New York City Mayor Bloomberg was joined by Housing and Urban Development Secretary Shaun Donovan Monday to unveil recommendations outlined in the federal Hurricane Sandy Recovery Task Force report. Josh Robin has more on the reports and possible "soft spots" in the city.
NEW YORK CITY, N.Y. -- With a quick mouse click, a chilling picture emerges. Which streets scientists predict will be underwater in this time of rising sea levels.
"This is what the future looks like," said U.S. Secretary of Housing Shaun Donovan.
Shaun Donovan is president Obama's point-man on post-Sandy recovery. He joined Mayor Bloomberg Monday in an area flooded last October to tout how the federal government wants smarter planning after Hurricane Sandy.
Donovan said, "What you see is an understanding that our climate is changing and that we have to build differently."
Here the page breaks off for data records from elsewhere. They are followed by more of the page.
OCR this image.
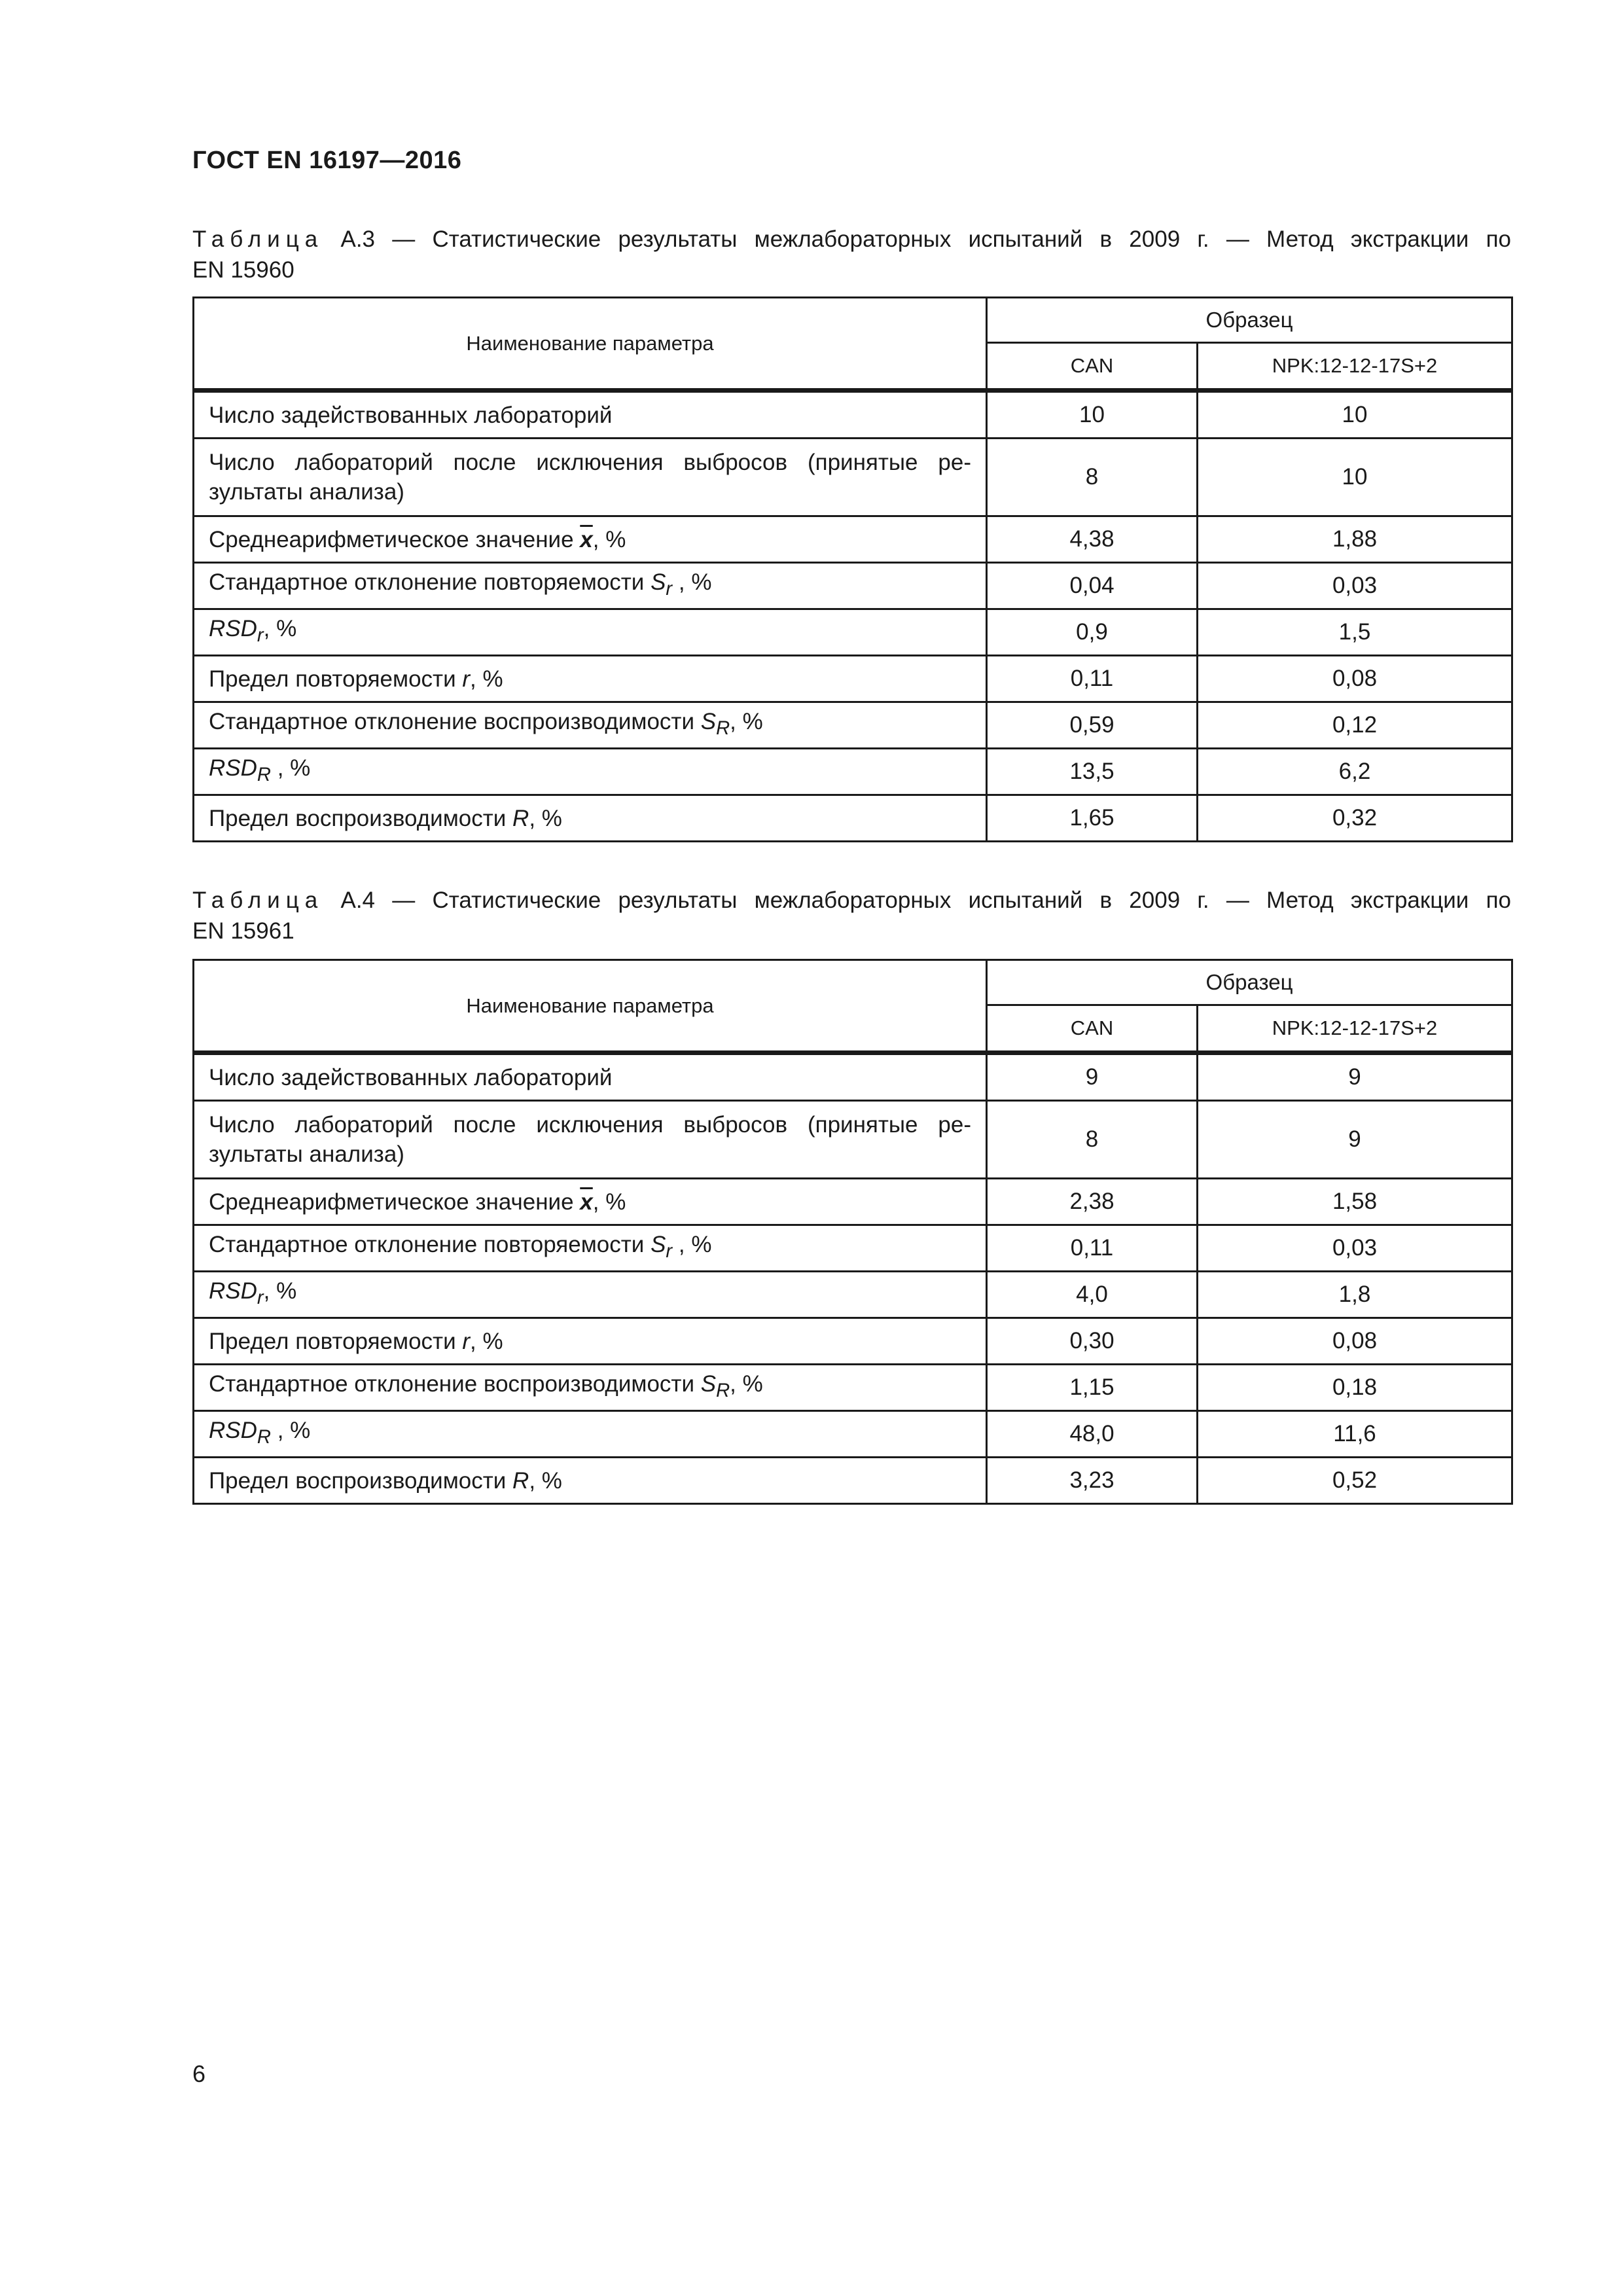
ГОСТ EN 16197—2016
Таблица A.3 — Статистические результаты межлабораторных испытаний в 2009 г. — Метод экстракции по
EN 15960
Наименование параметра	Образец	
	CAN	NPK:12-12-17S+2
Число задействованных лабораторий	10	10
Число лабораторий после исключения выбросов (принятые ре-зультаты анализа)	8	10
Среднеарифметическое значение $\overline{x}$, %	4,38	1,88
Стандартное отклонение повторяемости $S_r$ , %	0,04	0,03
$RSD_r$, %	0,9	1,5
Предел повторяемости r, %	0,11	0,08
Стандартное отклонение воспроизводимости $S_R$, %	0,59	0,12
$RSD_R$ , %	13,5	6,2
Предел воспроизводимости R, %	1,65	0,32
Таблица A.4 — Статистические результаты межлабораторных испытаний в 2009 г. — Метод экстракции по
EN 15961
Наименование параметра	Образец	
	CAN	NPK:12-12-17S+2
Число задействованных лабораторий	9	9
Число лабораторий после исключения выбросов (принятые ре-зультаты анализа)	8	9
Среднеарифметическое значение $\overline{x}$, %	2,38	1,58
Стандартное отклонение повторяемости $S_r$ , %	0,11	0,03
$RSD_r$, %	4,0	1,8
Предел повторяемости r, %	0,30	0,08
Стандартное отклонение воспроизводимости $S_R$, %	1,15	0,18
$RSD_R$ , %	48,0	11,6
Предел воспроизводимости R, %	3,23	0,52
6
Apart from the website, it's proposing local governments share information, help homeowners with skyrocketing flood insurance and insulate electrical grids from water surges after Sandy turned off much of the city's power.
Sandy also knocked out sewage treatment plants across the region, but not one on the Brooklyn-Queens border. The federal government wants to replicate its resiliency designs elsewhere. And Donovan suggests cities follow New York's ambitious plan for post-Sandy rebuilding.
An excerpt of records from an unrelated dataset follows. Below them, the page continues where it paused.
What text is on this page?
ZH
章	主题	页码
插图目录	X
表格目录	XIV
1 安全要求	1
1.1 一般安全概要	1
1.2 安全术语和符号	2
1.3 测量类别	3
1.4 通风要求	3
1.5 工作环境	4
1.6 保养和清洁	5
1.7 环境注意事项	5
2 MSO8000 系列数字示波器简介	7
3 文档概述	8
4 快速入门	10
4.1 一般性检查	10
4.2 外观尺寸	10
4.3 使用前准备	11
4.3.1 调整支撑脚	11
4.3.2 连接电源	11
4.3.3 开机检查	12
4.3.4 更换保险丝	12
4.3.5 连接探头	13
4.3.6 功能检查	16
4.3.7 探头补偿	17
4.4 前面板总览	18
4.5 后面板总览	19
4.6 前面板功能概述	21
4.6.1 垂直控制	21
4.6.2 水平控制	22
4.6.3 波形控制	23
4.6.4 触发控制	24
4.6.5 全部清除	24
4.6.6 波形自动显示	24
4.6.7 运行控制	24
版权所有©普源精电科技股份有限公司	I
The Bloomberg administration is trying to reshape much of the city's waterfront. Among the bigger projects are removable gates along lower Manhattan's shorelines, storm surge barriers in Newtown Creek, the Gowanus Canal and elsewhere, even a new neighborhood near the South Street Seaport that would absorb rising sea levels.
"I believe strongly that it should serve as a guideline and as a model," Donovan said.
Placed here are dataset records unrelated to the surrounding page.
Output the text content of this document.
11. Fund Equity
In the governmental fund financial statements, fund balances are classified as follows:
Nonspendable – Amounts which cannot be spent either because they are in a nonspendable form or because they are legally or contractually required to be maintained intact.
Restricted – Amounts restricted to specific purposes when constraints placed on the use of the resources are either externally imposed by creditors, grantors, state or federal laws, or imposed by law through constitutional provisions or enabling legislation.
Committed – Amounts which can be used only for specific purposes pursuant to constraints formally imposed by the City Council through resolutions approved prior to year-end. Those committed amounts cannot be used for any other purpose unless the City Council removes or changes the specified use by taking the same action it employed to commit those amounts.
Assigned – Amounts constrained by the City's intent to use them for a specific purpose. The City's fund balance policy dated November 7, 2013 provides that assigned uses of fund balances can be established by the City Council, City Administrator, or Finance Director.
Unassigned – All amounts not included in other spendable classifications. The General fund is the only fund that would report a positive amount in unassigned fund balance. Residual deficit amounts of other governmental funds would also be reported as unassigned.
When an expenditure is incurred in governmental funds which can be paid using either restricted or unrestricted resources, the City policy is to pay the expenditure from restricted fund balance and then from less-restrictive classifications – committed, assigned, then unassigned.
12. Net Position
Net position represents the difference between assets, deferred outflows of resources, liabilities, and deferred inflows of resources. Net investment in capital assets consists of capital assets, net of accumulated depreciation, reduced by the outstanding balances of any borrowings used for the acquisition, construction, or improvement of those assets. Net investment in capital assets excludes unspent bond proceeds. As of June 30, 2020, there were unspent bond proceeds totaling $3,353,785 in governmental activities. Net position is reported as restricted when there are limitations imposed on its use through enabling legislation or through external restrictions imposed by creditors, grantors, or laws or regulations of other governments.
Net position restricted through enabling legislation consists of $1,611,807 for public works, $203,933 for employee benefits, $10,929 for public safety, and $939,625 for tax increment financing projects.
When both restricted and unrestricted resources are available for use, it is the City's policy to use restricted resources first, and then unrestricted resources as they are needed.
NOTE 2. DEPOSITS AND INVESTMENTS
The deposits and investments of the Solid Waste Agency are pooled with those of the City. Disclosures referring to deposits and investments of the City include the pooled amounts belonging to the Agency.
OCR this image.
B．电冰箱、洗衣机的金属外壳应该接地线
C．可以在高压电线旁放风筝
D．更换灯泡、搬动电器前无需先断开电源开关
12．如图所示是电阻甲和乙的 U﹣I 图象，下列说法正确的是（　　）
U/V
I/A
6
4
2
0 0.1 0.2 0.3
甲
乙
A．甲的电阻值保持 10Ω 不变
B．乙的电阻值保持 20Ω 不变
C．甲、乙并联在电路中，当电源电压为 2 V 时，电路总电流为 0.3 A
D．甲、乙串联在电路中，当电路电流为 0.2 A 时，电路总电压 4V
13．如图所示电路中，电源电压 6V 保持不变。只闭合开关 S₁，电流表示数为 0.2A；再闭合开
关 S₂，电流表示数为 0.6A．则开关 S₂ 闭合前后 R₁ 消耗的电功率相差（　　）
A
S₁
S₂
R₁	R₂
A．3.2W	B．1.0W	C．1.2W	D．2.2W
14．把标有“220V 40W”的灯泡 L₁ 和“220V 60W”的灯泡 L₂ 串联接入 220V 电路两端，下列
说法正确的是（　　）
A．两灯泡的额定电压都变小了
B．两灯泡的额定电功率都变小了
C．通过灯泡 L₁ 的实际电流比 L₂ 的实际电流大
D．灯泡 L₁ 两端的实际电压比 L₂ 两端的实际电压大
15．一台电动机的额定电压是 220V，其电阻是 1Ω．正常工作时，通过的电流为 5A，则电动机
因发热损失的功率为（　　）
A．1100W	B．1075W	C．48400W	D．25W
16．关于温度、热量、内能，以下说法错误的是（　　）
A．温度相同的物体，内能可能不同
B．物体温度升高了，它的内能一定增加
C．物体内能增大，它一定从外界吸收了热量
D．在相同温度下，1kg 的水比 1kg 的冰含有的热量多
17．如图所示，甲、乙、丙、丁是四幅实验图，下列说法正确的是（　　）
"Our efforts to help those impacted by Sandy and to protect our city in the future will continue to ramp up," said New York City Mayor Michael Bloomberg.
But Bloomberg's term ends at the end of the year. With planning for much of these major protects only just begun, it will fall to the next mayor to see they continue. That's to say nothing of new leaders in Washington, D.C., the source of much of the money to fund them.